Can someone explain the title? I think the author illustrates that the code was the bottleneck and it has shifted to context. What am I missing?
I think he is saying, I hope he is saying, that software has never been writing software, it has been communications with people over what the software should be, needs to be, and the entire point all along has been to achieve better collaboration with people, and implied: to achieve their collective goal. He spends a good amount of time on how slow writing software has been in the past, and that allowed the industry to over focus on the software writing.
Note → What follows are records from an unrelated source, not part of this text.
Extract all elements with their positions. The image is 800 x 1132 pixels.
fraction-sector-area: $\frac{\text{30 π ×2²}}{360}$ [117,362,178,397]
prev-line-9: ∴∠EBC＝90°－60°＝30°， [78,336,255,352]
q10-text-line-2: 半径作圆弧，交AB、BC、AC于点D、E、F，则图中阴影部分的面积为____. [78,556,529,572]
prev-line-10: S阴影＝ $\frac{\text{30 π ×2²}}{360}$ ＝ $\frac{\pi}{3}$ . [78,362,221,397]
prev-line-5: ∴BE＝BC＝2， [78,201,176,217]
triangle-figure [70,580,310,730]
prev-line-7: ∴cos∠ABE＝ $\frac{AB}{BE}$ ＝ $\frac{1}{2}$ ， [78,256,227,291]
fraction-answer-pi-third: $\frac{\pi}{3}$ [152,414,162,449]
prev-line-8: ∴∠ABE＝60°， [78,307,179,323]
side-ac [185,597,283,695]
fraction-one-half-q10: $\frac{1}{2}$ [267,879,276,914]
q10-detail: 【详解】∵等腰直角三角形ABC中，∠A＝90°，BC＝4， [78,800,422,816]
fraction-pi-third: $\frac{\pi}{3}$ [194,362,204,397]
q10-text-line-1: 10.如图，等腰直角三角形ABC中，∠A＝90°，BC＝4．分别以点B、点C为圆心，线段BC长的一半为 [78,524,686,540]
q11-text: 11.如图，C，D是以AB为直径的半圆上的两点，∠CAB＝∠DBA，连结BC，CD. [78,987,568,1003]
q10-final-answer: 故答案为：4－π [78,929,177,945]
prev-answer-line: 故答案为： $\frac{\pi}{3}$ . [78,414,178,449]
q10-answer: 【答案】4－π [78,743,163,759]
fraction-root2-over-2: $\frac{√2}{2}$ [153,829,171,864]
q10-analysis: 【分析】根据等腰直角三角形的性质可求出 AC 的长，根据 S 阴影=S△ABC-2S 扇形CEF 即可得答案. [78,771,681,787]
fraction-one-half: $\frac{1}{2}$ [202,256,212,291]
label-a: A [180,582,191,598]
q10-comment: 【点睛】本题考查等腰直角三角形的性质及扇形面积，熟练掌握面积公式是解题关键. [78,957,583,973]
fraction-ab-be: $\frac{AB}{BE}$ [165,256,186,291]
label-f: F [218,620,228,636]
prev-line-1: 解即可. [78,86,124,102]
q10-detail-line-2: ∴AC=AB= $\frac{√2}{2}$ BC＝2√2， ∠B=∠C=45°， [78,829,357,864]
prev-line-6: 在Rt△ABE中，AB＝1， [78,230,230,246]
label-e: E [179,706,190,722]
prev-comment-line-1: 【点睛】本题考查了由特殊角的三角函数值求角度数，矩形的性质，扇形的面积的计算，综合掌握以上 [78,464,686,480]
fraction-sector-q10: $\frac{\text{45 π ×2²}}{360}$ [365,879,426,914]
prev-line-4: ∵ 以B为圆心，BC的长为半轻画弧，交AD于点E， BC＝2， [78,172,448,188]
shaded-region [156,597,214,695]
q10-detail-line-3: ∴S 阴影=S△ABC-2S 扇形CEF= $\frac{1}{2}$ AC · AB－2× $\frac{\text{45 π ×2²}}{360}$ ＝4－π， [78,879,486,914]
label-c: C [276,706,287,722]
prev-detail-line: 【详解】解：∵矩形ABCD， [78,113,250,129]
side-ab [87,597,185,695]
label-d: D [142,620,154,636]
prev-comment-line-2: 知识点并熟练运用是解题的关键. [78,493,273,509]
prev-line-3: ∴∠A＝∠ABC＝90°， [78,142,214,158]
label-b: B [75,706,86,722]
While it has been pointed out a number of times by milestone books our industry embraced that it is the communications aspect of why and what we write that is the most important. Finally now that is being forced upon us because writing code is now automated, and all that is left is the specification and the communications with humans over what and why.
I think the point they're trying to make is that context known by humans and the requirements they agree on, is 'the' bottleneck, rather than implementation
> Agents that consume context need agents that produce it. Once that loop is running, the organization has a written substrate it would never have produced on its own.
I'm not sure a business is helped by documentation that distilled from (hopefully present) PR descriptions and comments in JIRA, by agents. Or wherever this context is supposed to be reverse-engineered from.
If thats true, I am sure some C-suite manager knows this already. Assuming management knows what they do, after all, they're getting payed for this. The time where engineer are trying to educate people above them should be over. Management gets payed for the big decisions. If they tank the company, so be it. I no longer care.